Fulcrum welcomes the House of Bishops’ Report “Marriage and Same Sex Relationships after the Shared Conversations” (GS 2055).
We are grateful that the bishops, having discussed and listened and prayed, here reaffirm “the Church of England’s existing doctrinal position on marriage and sexual relationships” (para 26) and call on each other and the church as a whole “to expound it with confidence” and to ensure that “what happens in our services consistently reflects that teaching” (para 61).
We also welcome the bishops’ call to continue to reflect theologically on how we live this teaching out faithfully in our pastoral care and mission.
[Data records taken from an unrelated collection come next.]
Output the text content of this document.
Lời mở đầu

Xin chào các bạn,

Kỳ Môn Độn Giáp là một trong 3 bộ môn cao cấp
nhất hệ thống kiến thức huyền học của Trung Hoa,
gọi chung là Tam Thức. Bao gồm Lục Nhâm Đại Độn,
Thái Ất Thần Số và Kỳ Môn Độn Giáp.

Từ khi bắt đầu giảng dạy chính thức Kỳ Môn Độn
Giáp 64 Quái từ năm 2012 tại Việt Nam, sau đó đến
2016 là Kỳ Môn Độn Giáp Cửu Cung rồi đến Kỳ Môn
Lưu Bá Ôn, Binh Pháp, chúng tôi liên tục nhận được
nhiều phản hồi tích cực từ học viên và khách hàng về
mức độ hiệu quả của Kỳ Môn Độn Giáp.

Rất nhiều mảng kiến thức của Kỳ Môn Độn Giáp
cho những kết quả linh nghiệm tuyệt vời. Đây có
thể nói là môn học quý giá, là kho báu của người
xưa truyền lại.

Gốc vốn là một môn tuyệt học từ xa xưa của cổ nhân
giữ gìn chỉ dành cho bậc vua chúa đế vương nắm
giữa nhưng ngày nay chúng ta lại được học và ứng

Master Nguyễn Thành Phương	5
It is, we believe, right to review existing materials to seek to establish a fresh tone so that we “can communicate welcome and support for lesbian and gay people and for those who experience same-sex attraction” and “promote mutual understanding across the Church as a whole” (para 29).
There remains much important work to be done in preparation of the Teaching Document and Guidance for the Clergy. It is vital that the Teaching Document be drawn up by those who are recognisably committed to the teaching it seeks to expound and that, in seeking “to permit maximum freedom” (para 22) within existing law, the new Guidance for Clergy does not encourage practices which undermine that teaching. It is also vital that the full range of those who accept the report's position are represented as this process develops and that the welfare of LGBTI people and their protection from abuse, as advocated by the Anglican Communion's 'Don't Throw Stones' intiative, is given greater prominence than in this report.
As the bishops acknowledge, if the church accepts this framework “serious and at times painful disagreements are still likely to surface” (para 27) but we believe it is important that these disagreements are addressed within this clearly defined framework rather than “seeking to move towards a different conversation” (para 27).
The bishops have clearly sought and struggled to hold us together across our differences and to avoid “major fracture in our Church…at this point” (para 59). We are encouraged that in doing so they have also given due weight to “the unity of the Universal Church” and “the Church of England’s own position in the Anglican Communion” (para 60). As the bishops note, true unity “cannot be detached from our common faith in the gospel of Jesus Christ, and therefore from the teaching through which that gospel is faithfully passed on” (para 61). This means that there “needs to be a fundamental trust in the clergy to know and be faithful to the teaching of the Church, in their own lives and in their ministry to others” (para 64). We are, consequently, deeply concerned that some of the responses to the bishops' report have made it even more difficult for those of us who wholeheartedly affirm that teaching as good news to have such trust in some clergy.
We hope and pray that the Church of England and wider Communion will see in the bishops’ proposal a framework, perhaps the only framework, which could enable us “to continue to ‘walk together'….in a way that is based on a common commitment to biblical truths but recognises our continuing disagreement with one another” (para 59) and we encourage General Synod to “take note” of it in its February session.